Pero si es por interrogantes fundamentales sobre el derrotero del país, tal vez otro debería ser el objeto de estudio prioritario: qué clase de maleficio hace que aun cuando las cosas se hacen bien los resultados no son buenos.
Algo así pudo haber ocurrido con la reforma constitucional de 1994. Por supuesto, están los que creen que las cosas bien no se hicieron, que el Pacto de Olivos enchastró los cimientos, que el Núcleo de Coincidencias Básicas se votó inapropiadamente a libro cerrado y todo eso. Pero a la luz de la historia, vistos los niveles consensuales logrados, los modernos cambios introducidos en el sistema y los pactos internacionales incorporados, no puede negarse que la reforma del 94, como lo expresó el constitucionalista Félix V. Lonigro en una reciente columna crítica, fue la más profunda e importante que haya habido. ¿Por qué los resultados no habrían sido buenos? Porque muchos de los objetivos planteados -aparte del que se verificó de inmediato, la reelección de Menem- no se alcanzaron y se produjo, en cambio, un deterioro creciente de la calidad institucional que se combinó con erradas políticas sociales y económicas. Siete años después de redactarse la Constitución con mayor consenso de la historia el país colapsaba. Fue la crisis de 2001. Hubo una treintena de muertos.
Perduró luego la estabilidad institucional, la violencia quedó erradicada como método político y, sucesión matrimonial mediante, los presidentes comenzaron a sucederse con relativa puntualidad. Las cosas, en definitiva, parecían funcionar, pero el país acentuaba la decadencia en demasiados frentes al mismo tiempo hasta entrar en un declive que la política no supo revertir. Antesala del triunfo, en 2023, del candidato anarcocapitalista.
Advertirán desde el derecho: una Constitución es algo que se parece más a un manual de instrucciones que a una garantía. No tiene responsabilidad sobre el buen o mal funcionamiento del artefacto si el usuario lo enchufa donde no debe. O si confunde adversarios con enemigos. Lo urgente con lo trascendente. El porvenir con la inmediatez. Pues bien, ¿qué falló acá? Pregunta compleja. El interés por averiguarlo encuentra ciertos escollos narcisistas.
Resulta curiosa la manera autocomplaciente en la que la clase política evoca la reforma constitucional de 1994. Al cumplirse este año tres décadas del acontecimiento, desde mayo se suceden conferencias, seminarios, debates alusivos, actos casi siempre protagonizados por veteranos de la convención constituyente de Santa Fe que exaltan con orgullo el éxito logrado con la Constitución hoy vigente.
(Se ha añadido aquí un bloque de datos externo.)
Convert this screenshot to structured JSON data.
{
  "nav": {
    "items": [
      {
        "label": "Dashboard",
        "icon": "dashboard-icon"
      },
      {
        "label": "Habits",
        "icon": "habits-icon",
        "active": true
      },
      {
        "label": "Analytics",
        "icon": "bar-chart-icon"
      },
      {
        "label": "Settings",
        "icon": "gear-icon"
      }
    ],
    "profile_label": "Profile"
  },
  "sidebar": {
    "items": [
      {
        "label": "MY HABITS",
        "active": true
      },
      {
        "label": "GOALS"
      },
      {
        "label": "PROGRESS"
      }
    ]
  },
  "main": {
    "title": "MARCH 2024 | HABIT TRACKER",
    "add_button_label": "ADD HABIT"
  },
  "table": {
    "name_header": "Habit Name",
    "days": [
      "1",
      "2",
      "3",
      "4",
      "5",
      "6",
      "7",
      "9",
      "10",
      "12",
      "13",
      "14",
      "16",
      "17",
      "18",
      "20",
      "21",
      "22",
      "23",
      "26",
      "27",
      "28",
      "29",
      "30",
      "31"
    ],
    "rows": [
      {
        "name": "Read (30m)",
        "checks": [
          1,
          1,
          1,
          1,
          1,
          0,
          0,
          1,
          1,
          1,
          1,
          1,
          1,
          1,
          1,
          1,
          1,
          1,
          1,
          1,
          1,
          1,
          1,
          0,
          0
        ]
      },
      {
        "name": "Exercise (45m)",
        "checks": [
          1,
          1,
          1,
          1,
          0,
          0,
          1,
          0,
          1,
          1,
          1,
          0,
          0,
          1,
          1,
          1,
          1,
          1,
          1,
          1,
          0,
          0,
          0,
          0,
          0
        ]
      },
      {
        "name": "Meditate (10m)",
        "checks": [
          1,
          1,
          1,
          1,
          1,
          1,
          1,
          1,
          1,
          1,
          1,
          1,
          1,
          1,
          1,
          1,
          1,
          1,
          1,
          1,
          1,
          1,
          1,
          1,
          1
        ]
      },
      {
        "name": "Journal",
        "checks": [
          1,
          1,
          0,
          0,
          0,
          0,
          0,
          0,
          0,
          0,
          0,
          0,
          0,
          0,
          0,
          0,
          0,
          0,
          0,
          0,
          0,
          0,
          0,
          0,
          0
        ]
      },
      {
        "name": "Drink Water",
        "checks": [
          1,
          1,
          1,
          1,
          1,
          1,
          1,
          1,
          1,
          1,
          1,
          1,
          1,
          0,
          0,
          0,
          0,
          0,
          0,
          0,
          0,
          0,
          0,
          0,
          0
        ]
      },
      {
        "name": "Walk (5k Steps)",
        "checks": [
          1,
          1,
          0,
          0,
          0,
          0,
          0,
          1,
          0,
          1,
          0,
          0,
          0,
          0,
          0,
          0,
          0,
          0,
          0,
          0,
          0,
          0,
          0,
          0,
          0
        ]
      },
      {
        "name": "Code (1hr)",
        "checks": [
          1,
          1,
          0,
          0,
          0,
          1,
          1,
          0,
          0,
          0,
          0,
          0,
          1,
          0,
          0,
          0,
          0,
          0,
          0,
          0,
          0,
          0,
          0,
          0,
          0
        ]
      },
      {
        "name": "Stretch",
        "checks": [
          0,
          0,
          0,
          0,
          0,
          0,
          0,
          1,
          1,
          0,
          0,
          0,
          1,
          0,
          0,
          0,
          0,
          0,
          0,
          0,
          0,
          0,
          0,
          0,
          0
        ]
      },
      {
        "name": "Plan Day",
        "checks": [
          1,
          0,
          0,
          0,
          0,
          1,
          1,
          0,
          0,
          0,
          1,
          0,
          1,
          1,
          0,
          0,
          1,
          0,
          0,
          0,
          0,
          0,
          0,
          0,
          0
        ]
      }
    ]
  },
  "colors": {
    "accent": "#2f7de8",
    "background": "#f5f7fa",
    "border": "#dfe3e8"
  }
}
Lo curioso es que esto sucede mientras la democracia se desgaja, la polarización política recrudece y la ciudadanía se desacopla de los soportes institucionales. Fragmentados, tan carentes de líderes como de contornos, los partidos, que fueron sacralizados en la nueva Carta Magna como instituciones fundamentales de la democracia, se volvieron “espacios” cósmicos. El cesarismo presidencial resurge intacto. Los miembros de las “honorables” cámaras del Congreso tramitan con desconcierto los insultos que desde el Poder Ejecutivo se les profiere a diario. Dirigentes políticos refractarios a la división de poderes predican con altos niveles de adhesión que en la Argentina no hay estado de derecho.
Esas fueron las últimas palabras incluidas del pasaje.